Walter, William (DNB00)
|←Walter, Richard||Dictionary of National Biography, 1885-1900, Volume 59
WALTER, WILLIAM (fl. 1520), translator, is described on the title-pages of his books as 'servaunt to Syr Henry Marney, knight, chaunceler of the duchy of Lancastre.' Marney was chancellor from 1509 to 1523, in which year he was created Baron Marney, dying a month later (G. E. Cokayne). Complete Peerage, v. 259). It is therefore probable that Walter's works were written earlier than is indicated by the date of publication of his first work. Possibly he is the Walter whose services in Paris were so useful to Thomas Lupset [q. v.] in 1528 (Letters and Papers, iv. 4022-3).
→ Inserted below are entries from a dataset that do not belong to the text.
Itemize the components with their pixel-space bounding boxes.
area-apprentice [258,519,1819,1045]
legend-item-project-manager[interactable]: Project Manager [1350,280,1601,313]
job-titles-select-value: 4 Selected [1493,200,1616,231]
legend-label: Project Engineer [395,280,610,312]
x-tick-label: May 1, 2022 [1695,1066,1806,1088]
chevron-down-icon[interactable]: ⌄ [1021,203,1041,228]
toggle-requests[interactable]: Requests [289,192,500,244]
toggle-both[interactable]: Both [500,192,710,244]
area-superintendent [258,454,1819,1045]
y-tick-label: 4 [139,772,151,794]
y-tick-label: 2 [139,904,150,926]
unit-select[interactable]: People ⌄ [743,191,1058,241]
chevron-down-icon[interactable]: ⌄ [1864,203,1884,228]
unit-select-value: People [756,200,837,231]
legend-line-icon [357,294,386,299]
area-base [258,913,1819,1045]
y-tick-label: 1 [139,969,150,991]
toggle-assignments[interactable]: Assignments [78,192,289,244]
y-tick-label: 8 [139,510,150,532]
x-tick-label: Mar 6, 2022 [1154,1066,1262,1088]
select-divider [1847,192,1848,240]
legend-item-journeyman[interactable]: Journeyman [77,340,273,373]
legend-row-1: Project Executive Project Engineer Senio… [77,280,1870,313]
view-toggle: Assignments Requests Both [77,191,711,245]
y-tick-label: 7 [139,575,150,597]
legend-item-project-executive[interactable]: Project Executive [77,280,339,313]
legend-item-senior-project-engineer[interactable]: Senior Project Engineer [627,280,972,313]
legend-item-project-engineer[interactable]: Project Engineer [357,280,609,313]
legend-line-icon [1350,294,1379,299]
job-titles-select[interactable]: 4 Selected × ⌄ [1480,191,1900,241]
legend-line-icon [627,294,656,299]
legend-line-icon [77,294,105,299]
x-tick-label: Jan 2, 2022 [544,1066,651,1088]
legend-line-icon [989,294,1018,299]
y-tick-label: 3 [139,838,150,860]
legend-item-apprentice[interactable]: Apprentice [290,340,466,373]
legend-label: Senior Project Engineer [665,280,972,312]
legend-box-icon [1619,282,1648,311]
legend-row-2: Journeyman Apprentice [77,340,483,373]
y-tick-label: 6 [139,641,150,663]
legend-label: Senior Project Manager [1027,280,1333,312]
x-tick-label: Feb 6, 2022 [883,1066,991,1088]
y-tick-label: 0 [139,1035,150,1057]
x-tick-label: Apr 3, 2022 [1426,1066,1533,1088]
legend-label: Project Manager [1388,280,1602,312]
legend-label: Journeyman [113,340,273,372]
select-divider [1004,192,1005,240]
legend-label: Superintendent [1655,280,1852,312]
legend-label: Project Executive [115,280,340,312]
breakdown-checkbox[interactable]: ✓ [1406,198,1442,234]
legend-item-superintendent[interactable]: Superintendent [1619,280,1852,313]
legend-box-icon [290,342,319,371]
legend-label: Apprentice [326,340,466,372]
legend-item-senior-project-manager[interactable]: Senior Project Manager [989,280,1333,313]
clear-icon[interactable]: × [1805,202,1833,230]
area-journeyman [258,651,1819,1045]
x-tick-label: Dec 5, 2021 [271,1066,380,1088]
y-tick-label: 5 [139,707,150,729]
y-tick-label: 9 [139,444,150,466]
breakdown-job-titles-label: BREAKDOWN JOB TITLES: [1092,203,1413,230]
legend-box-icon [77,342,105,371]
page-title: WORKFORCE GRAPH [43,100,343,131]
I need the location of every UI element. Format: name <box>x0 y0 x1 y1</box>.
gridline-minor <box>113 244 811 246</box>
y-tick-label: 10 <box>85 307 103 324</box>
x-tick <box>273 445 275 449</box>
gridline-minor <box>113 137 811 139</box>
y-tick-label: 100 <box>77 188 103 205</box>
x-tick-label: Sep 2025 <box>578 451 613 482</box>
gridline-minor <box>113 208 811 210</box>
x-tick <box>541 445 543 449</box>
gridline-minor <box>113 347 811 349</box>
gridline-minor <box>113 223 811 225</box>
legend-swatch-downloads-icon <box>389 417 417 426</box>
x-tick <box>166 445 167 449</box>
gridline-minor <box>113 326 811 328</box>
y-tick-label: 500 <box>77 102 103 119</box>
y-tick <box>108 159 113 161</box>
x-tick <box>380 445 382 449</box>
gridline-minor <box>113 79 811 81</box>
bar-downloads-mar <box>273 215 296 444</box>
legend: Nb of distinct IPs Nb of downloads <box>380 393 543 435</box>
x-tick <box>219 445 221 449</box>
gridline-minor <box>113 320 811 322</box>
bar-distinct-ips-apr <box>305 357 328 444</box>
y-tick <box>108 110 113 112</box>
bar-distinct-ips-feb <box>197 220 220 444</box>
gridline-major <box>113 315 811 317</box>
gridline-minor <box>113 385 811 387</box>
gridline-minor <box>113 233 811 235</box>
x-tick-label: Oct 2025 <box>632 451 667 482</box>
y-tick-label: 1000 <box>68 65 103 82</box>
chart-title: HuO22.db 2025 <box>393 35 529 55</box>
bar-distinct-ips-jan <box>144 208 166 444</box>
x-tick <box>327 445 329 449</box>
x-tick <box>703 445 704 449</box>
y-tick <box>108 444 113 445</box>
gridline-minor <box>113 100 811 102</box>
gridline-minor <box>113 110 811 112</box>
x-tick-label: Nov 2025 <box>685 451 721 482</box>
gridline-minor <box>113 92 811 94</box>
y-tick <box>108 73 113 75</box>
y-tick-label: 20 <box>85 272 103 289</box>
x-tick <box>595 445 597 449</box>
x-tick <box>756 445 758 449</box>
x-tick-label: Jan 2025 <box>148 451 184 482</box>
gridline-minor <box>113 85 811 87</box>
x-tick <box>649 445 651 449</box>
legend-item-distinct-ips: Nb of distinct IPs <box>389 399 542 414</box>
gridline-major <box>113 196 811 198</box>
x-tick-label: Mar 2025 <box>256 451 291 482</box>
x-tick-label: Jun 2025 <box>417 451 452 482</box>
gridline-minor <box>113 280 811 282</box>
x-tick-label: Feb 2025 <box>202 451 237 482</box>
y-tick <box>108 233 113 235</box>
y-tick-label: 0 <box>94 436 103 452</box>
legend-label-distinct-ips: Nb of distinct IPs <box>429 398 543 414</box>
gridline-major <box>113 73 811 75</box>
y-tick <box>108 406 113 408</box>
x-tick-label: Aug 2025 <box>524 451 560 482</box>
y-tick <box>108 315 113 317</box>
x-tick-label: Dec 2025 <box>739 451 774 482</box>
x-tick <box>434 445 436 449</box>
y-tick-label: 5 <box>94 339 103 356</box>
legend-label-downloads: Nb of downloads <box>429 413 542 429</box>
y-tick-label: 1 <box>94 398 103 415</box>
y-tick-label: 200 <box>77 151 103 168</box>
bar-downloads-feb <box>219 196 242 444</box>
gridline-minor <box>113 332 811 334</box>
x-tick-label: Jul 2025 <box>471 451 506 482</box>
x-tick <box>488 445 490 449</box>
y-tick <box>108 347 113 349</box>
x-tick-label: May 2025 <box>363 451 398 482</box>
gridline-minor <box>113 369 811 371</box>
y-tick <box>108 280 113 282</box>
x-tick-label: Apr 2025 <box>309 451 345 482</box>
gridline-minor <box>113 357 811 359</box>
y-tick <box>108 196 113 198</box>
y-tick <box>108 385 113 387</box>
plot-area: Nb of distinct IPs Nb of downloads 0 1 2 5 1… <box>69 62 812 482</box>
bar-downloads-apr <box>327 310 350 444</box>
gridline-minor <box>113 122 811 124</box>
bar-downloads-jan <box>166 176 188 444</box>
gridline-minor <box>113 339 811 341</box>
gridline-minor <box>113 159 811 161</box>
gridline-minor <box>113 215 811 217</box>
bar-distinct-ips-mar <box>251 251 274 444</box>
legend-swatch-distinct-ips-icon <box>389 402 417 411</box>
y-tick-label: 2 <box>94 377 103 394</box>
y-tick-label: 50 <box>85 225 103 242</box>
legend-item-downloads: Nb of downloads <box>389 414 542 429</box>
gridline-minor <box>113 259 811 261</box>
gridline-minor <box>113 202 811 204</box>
His works are: 1. 'Guystarde and Sygysmonde. Here foloweth the amerous hystory of Guistarde and Sygysmonde and of theyr dolorous deth by her father, newly translated out of laten into englysshe by Wyllyam Walter, servaunt to Syr Henry Marney, knight, chaunceler of the duchy of Lancastre. Imprinted at London in Flete Strete at the sygne of the Sonne by Wynkyn de Worde. In the yere of our lords 1532,' 4to. The poem was reprinted for the Roxburghe Club in 1818. It is written in seven-line stanzas, with occasional additional stanzas in the same metre inserted by R. Coplande by way of edifying comment. The Latin may be Leonard Aretino's version of Boccaccio's story. The poem is different from 'The statelie Tragedy of Guistard and Sismond' which occurs in ' Certaine worthye Manuscript Poems of great Antiquitie . . . published by J. S.,' London, 1597; Edinburgh, 1812; but the metre is the same, and neither poem is directly from Boccaccio. 2. 'The Spectacle of Lovers. Hereafter foloweth a lytell contravers dyalogue between love and councell with many goodly argumentes of good women and bad, very compendyous to all estates, newly compyled by William Walter, servaunt unto Syr Henry Marnaye, knyght, Chauncelour of the Duchy of Lancastre. Imprynted at London in Flete Strete at the sygne of the Sonne by me, Wynkyn de Worde,' n.d., 4to. There is a short account of this poem, which is apparently a translation, in Collier's 'Bibliographical Account of Early English Literature' (ii. 378, 482). Robert Coplande writes l'envoy. 3. 'Tytus and Gesyppus. Here begynneth the hystory of Tytus and Gesyppus translated out of latyn in to englyshe by Wyllyam Walter, sometymeservante to Syr Henry Marney,knyght, chaunceler of the duchy of Lancastre. Emprynted at London in the Flete Strete at the sygne of the Sonne by me, Wynkyn de Worde,' n.d., 4to. The poem is described in Dibdin's edition of Herbert's Ames.[Dibdin's edition of Herbert's Ames, ii. 292, 337, 338; Warton's English Poetry, iii. 188, iv. 339; none of the original editions of Walter's works are in the Brit. Mus. Libr.]